Alle reden vom Virus. Wir nicht. Oder höchstens ein bisschen, denn Lessenich hat das Virus in einem Artikel als wohlbekannten Nachbarn identifiziert, einen, den wir nicht sehen wollen und darum den Blick abwenden, sobald er aus der Tür tritt. Das Virus bringt das Verdrängte zurück, sagt er, oder mit einem Wort von Sigmund Freud: das Unheimliche. Vielleicht, überlegt Lessenich, sind wir ja schon infiziert von der Ahnung, dass die guten alten Zeiten vorbei sind und es uns an den Kragen geht.
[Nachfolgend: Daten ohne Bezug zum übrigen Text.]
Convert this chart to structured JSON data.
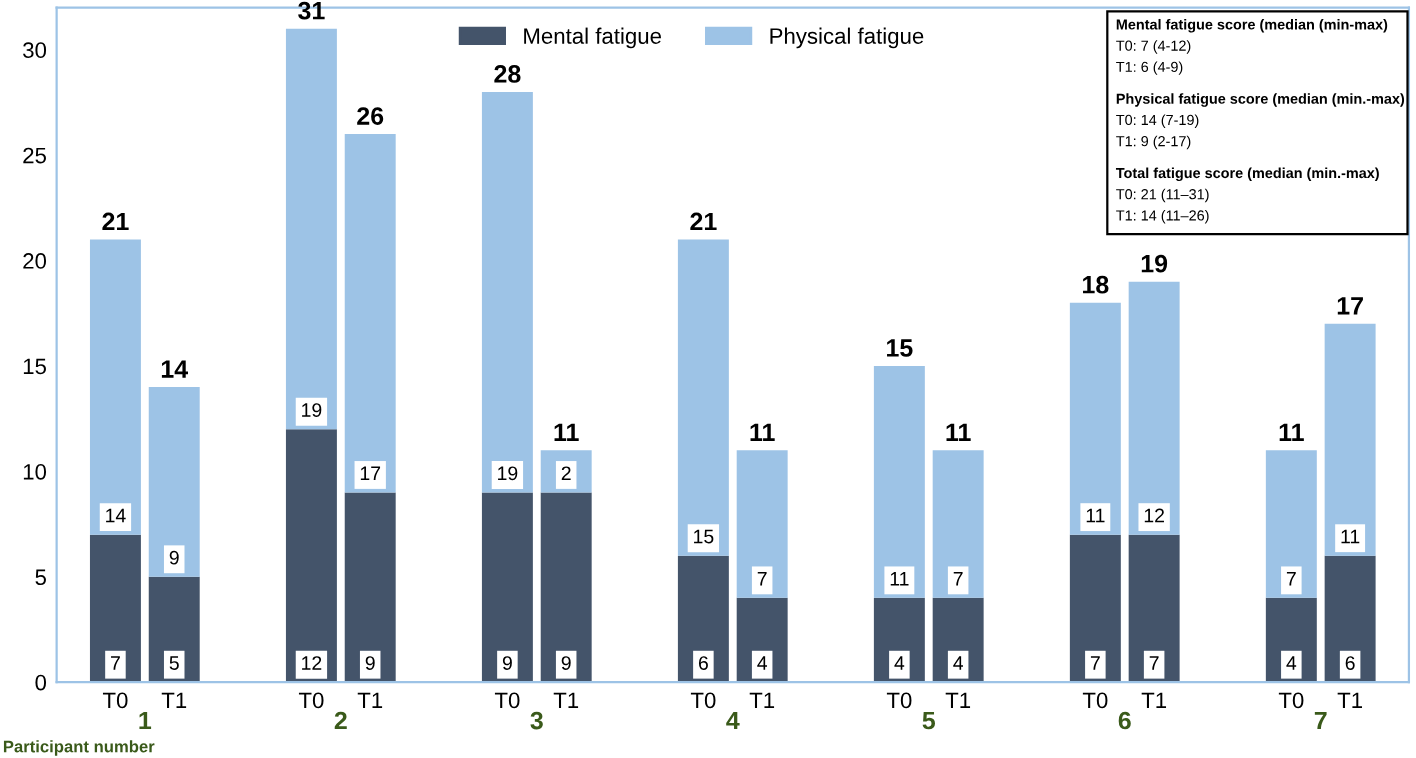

China spiegele all das, was der Westen für das Geheimnis seines Erfolgs gehalten habe, eine wachstumsfixierte Gesellschaft, die ohne Rücksicht auf ökologische Verluste immer neuen Höhen entgegenstrebe und sich über die auch den unteren Schichten zugänglichen, ständig zu erweiternden Konsumchancen stabilisiere. Kurz, das Corona­virus wecke die ohnehin bestehenden Ängste vor China. Der ­Chinese, sagt Lessenich, ist der neue Russe.

Worauf der Russe Kornelius Heidebrecht in seinem Splitscreen-Fenster lacht. Gewöhnlich komponiert er für Schauspiel und Tanz, und nicht selten sitzt er dann selbst auf der Bühne. Diesmal sitzt er zu Hause in Düsseldorf, am Klavier, wie es sich gehört, dazu etwas Technik zum Verquicken. Melancholisch ­gestimmt, macht er sich einen Reim auf „Klimawandel und globalisierte Wirtschaft“, wie diese Folge heißt. Oder auch keinen Reim, weil Musik nie in einem Motto aufgeht, zum Glück. Dass wir uns fürs Theater an der Ruhr in den Splitscreen setzen, hat Theater­direktor Sven Schlötcke veranlasst. Von ihm stammt die Idee für die Reihe „Zeit für Zukunft“, für Diskurs und Musik, im besten Fall Diskurs-Pogo, weil ohne Rempelei nichts vorwärtsgeht. Diese Idee hat er mir zugespielt. Seither muss ich schauen, dass ich ­damit den Klimawandel aufhalte.